El populismo se identifica más por las denuncias de sus abanderados que por la ideología que promuevan o que hayan encarnado en el pasado.

Consideran las instituciones del Estado un estorbo a eliminar. El hechizo de sus propuestas hará posible la construcción de sus promesas. El populista recurre a los sentimientos y las frustraciones ciudadanas, manipula a sus seguidores hasta transformarlos en una masa de partidarios irritados sin capacidad para dirimir racionalmente lo negativo o lo positivo de lo que apoya o rechaza.

Los populistas, más que ideas elaboradas sostenidas sobre pesquisas serias, trabajan con consignas, recurren a propuestas milagrosas, sin aventurar el mecanismo y los sostenimientos de las soluciones que pregonan. La mayoría de los dirigentes populistas ha irrumpido en la política de forma abrupta, prácticamente sin antecedentes en la gestión social, con discursos y propuestas contrarias a lo convencional, presentando soluciones radicales a los problemas, y generando crispación y rivalidad en la comunidad.

Aunque no hay reglas sin excepción. Hay quienes después de estar años identificados con una agrupación política deciden reinventarse y asumir posiciones de liderazgo a través de la radicalización de sus propuestas o cambian drásticamente de rumbo por oportunismo o convicción.

Su bandera es la de la conveniencia. Atacan el sistema y a quienes lo representan, se presentan como excluidos sin importar las posiciones políticas que ocupen o la fortuna que disfruten. Rechazan la política y a sus representantes con propuestas demagógicas, divisivas, denigran el sistema, aunque hayan sido o sean parte de él.

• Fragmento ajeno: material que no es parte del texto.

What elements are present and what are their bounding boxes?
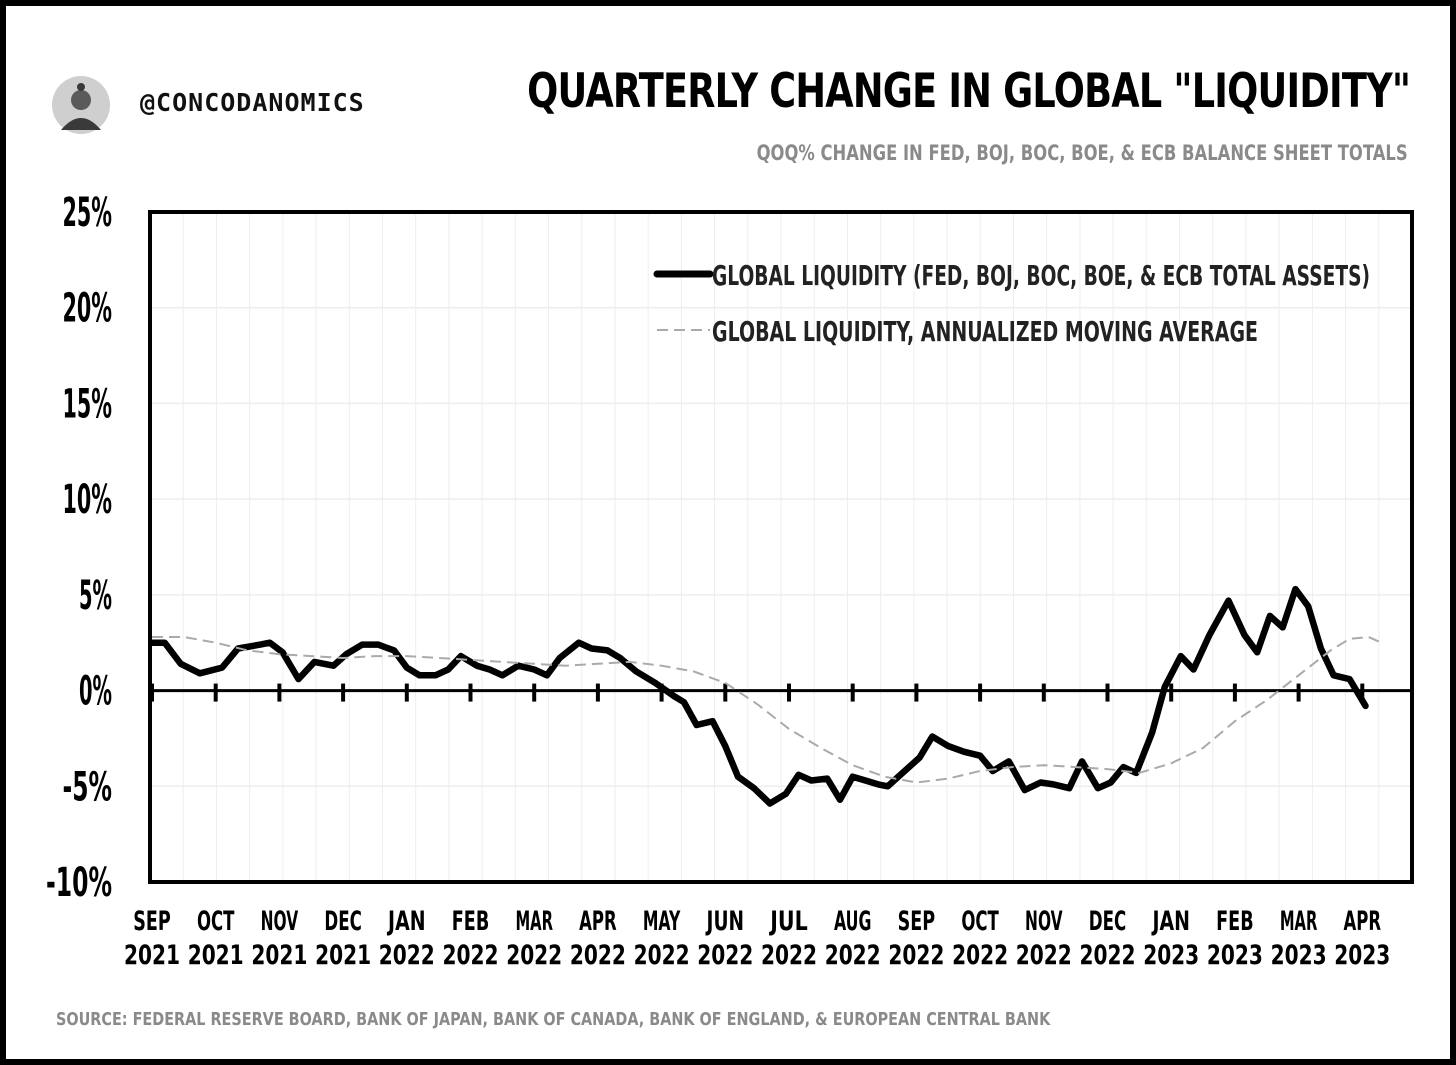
x-tick-label-year: 2023 — [1207, 940, 1263, 971]
x-tick-label-month: MAR — [1280, 906, 1318, 937]
x-tick-label-year: 2023 — [1143, 940, 1199, 971]
x-tick-label-month: JAN — [1151, 906, 1190, 937]
x-tick-label-year: 2022 — [443, 940, 499, 971]
x-tick-label-year: 2021 — [315, 940, 371, 971]
plot-border — [148, 210, 1414, 884]
x-tick-label-year: 2022 — [888, 940, 944, 971]
x-tick-label-month: DEC — [324, 906, 362, 937]
legend-label-moving-average: GLOBAL LIQUIDITY, ANNUALIZED MOVING AVER… — [712, 315, 1258, 348]
x-tick-label-month: OCT — [197, 906, 235, 937]
y-tick-label: 0% — [79, 669, 112, 715]
series-line-moving-average — [152, 635, 1382, 784]
x-tick-label-year: 2023 — [1334, 940, 1390, 971]
x-tick-label-month: SEP — [898, 906, 936, 937]
x-tick-label-month: MAR — [515, 906, 553, 937]
x-tick-label-year: 2021 — [188, 940, 244, 971]
x-tick-label-year: 2022 — [634, 940, 690, 971]
y-tick-label: 5% — [79, 573, 112, 619]
x-tick-label-month: FEB — [1216, 906, 1254, 937]
x-tick-label-year: 2022 — [1016, 940, 1072, 971]
x-tick-label-month: JUN — [705, 906, 744, 937]
x-tick-label-year: 2022 — [506, 940, 562, 971]
y-tick-label: 15% — [63, 381, 113, 427]
y-tick-label: 20% — [63, 286, 113, 332]
avatar — [52, 76, 110, 134]
x-tick-label-month: JAN — [387, 906, 426, 937]
x-tick-label-month: SEP — [133, 906, 171, 937]
y-tick-label: 10% — [63, 477, 113, 523]
x-tick-label-year: 2022 — [379, 940, 435, 971]
x-tick-label-month: NOV — [261, 906, 299, 937]
x-tick-label-year: 2022 — [570, 940, 626, 971]
series-line-global-liquidity — [148, 585, 1369, 807]
legend-label-global-liquidity: GLOBAL LIQUIDITY (FED, BOJ, BOC, BOE, & … — [712, 259, 1370, 292]
x-tick-label-month: JUL — [769, 906, 808, 937]
x-tick-label-month: APR — [579, 906, 617, 937]
x-tick-label-year: 2022 — [697, 940, 753, 971]
x-tick-label-month: FEB — [452, 906, 490, 937]
chart-title: QUARTERLY CHANGE IN GLOBAL "LIQUIDITY" — [526, 64, 1411, 119]
x-tick-label-year: 2022 — [1080, 940, 1136, 971]
author-handle: @CONCODANOMICS — [140, 88, 365, 117]
x-tick-label-year: 2021 — [124, 940, 180, 971]
y-tick-label: -5% — [63, 764, 113, 810]
x-tick-label-year: 2022 — [761, 940, 817, 971]
x-tick-label-year: 2022 — [952, 940, 1008, 971]
x-tick-label-month: AUG — [834, 906, 872, 937]
x-tick-label-month: OCT — [961, 906, 999, 937]
x-tick-label-month: DEC — [1089, 906, 1127, 937]
x-tick-label-month: MAY — [643, 906, 681, 937]
x-tick-label-year: 2023 — [1271, 940, 1327, 971]
chart-subtitle: QOQ% CHANGE IN FED, BOJ, BOC, BOE, & ECB… — [756, 141, 1408, 165]
x-tick-label-year: 2021 — [251, 940, 307, 971]
source-note: SOURCE: FEDERAL RESERVE BOARD, BANK OF J… — [56, 1009, 1051, 1030]
x-tick-label-month: APR — [1344, 906, 1382, 937]
x-tick-label-month: NOV — [1025, 906, 1063, 937]
y-tick-label: 25% — [63, 190, 113, 236]
y-tick-label: -10% — [46, 860, 112, 906]
x-tick-label-year: 2022 — [825, 940, 881, 971]
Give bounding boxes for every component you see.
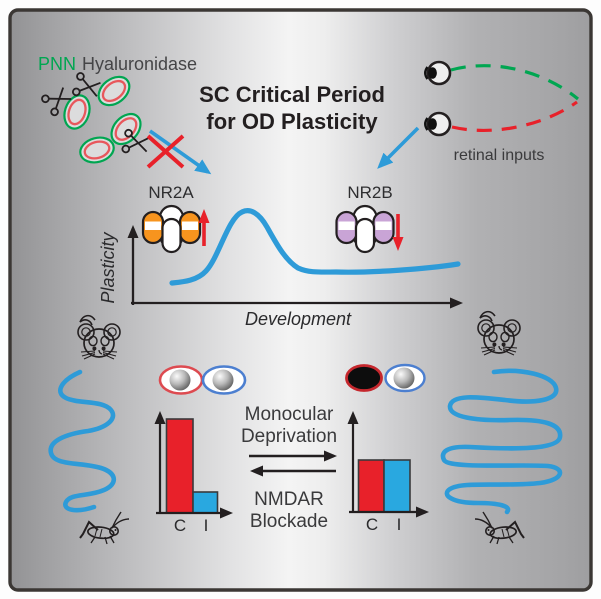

Las diferencias de carácter, origen y formación entre Donald Trump y Bernie Sanders son abismales; sus propuestas, radicalmente opuestas y sus objetivos, muy diferentes.

Trump es un empresario exitoso, egocéntrico, con un lenguaje fuerte y agresivo, a veces grosero, que recurre con frecuencia a la ofensa. Presenta una imagen de hombre duro dispuesto a usar medidas extremas contra quienes le adversen.

Ha coqueteado con alguna regularidad con la política, pero culpa a los profesionales de esa área de no haber resuelto los problemas y hasta de agravarlos, por no asumir los riesgos que puedan derivarse de soluciones drásticas. Sus promesas no exponen, como es habitual, las fórmulas para resolver los problemas sociales. Contrario al discurso populista regular, no promete mejoras salariales y afirma que la economía debe ser conducida por los hombres de negocios.

Bernie Sanders es un político profesional. Está en el Congreso desde 1991. Se confiesa socialista y su populismo sí transita por lo políticamente correcto. Sus propuestas de “cambio real” auguran una especie de refundación nacional. Su discurso enfatiza las diferencias entre ricos y pobres, lo que se traduce como la promoción de una lucha de clase capitaneada por un senador que, aunque ataca el sistema, forma parte de él y hasta aspira a ser presidente.

Sólo se puede entender el respaldo popular alcanzado por Trump y Sanders en virtud de la frustración del electorado ante los malos manejos de la clase política. Ambos candidatos de tendencias extremistas, de acceder a la Presidencia, afectarían dramáticamente el presente y el futuro de la nación.

Pero lo menos comprensible es que un número notable de jóvenes, estudiantes en particular, respalde propuestas de un candidato que defiende ideas que la historia ha demostrado que solamente conducen al fracaso económico y a la pérdida de los derechos ciudadanos. Pero también es devastador que otro sector del país apoye a un individuo capaz de afirmar que sus partidarios son tan leales que votarían por él aunque disparase a las personas.